A Columbus man is crediting his friend for saving his life after a freak accident involving a turkey. Ohio State University “super fan” John Chubb, who also is known as “Buck i Guy,” was recently driving home on Interstate 79 from Pittsburgh after the Buckeyes’ win over Gonzaga when a turkey crashed through his windshield and knocked him unconscious. Chubb's friend, a retired Columbus firefighter, grabbed the steering wheel and safely brought the car to a stop. (Shades of Arthur Carlson on WKRP in Cincinnati: “As God is my witness, I thought turkeys could fly.”)

In news elsewhere, a group launching a $3.6 million advertising campaign criticizing President Obama for high gasoline prices is connected to the notorious Koch brothers. The American Energy Alliance is the political arm of the Institute for Energy Research, and sources told Politico that both groups are funded partly by industrialists Charles and David Koch and their donor network. In all, the brothers’ network is aiming to steer significantly more than $200 million to conservative groups for political advertising and organizing ahead of Election Day.

A conservative think tank with ties to local politicians has been drawn into the controversy over Florida teenager Trayvon Martin's shooting death. The unarmed 17-year-old was killed last month by a neighborhood watch volunteer who is expected to use Florida's “stand your ground” law as his defense. The American Legislative Exchange Council (ALEC), which drafts model legislation for state lawmakers, promoted "stand your ground" laws. A statement issued by ALEC said the law probably is being misapplied in Martin's case: “It does not allow you to pursue another person. It does not allow you to seek confrontation." State Sen. Bill Seitz (R-Green Township) is among ALEC's leaders, as CityBeat has previously reported here and here.

Meanwhile, the police reports from the two officers who first responded to the scene of Martin's shooting have been posted online. They reveal what the officers encountered and how shooter George Zimmerman reacted upon being confronted by police.

Newt Gingrich's recent casual attitude toward his supposed presidential campaign might now have an explanation. The Washington Times has revealed that Gingrich secretly met with GOP rival, Mitt Romney, on Saturday. The ex-House Speaker said he has made no deal to end his bid for the Republican nomination, adding he hasn’t been offered a position in a potential Romney administration in exchange for dropping out. Curiouser and curiouser.
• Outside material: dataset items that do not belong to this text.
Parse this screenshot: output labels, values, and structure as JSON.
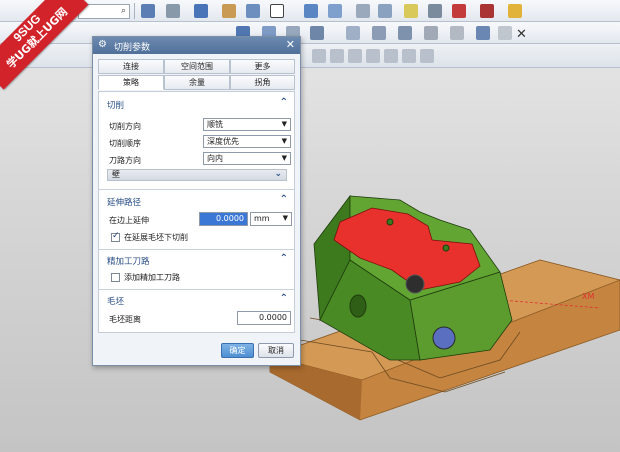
{
  "logo": {
    "line1": "9SUG",
    "line2": "学UG就上UG网"
  },
  "viewport": {
    "axis_label": "XM"
  },
  "dialog": {
    "title": "切削参数",
    "tabs_top": [
      "连接",
      "空间范围",
      "更多"
    ],
    "tabs_bottom": [
      "策略",
      "余量",
      "拐角"
    ],
    "active_tab": "策略",
    "sections": {
      "cut": {
        "title": "切削",
        "direction_label": "切削方向",
        "direction_value": "顺铣",
        "order_label": "切削顺序",
        "order_value": "深度优先",
        "path_label": "刀路方向",
        "path_value": "向内",
        "wall_label": "壁"
      },
      "extend": {
        "title": "延伸路径",
        "edge_label": "在边上延伸",
        "edge_value": "0.0000",
        "unit": "mm",
        "blank_label": "在延展毛坯下切削",
        "blank_checked": true
      },
      "finish": {
        "title": "精加工刀路",
        "add_label": "添加精加工刀路",
        "add_checked": false
      },
      "blank": {
        "title": "毛坯",
        "distance_label": "毛坯距离",
        "distance_value": "0.0000"
      }
    },
    "buttons": {
      "ok": "确定",
      "cancel": "取消"
    }
  }
}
The Human Rights Campaign has obtained confidential documents from a prominent anti-gay rights group that indicates its legislative strategy includes trying to divide African-American and gay voters and pit them against one another. The documents, from the National Organization for Marriage (NOM), were unsealed this week in a Maine court case. “The strategic goal of this project is to drive a wedge between gays and blacks — two key Democratic constituencies,”the NOM report states. “Find, equip, energize and connect African American spokespeople for marriage, develop a media campaign around their objections to gay marriage as a civil right; provoke the gay marriage base into responding by denouncing these spokesmen and women as bigots.” Seems like that strategy worked with our local NAACP president, Christopher Smitherman.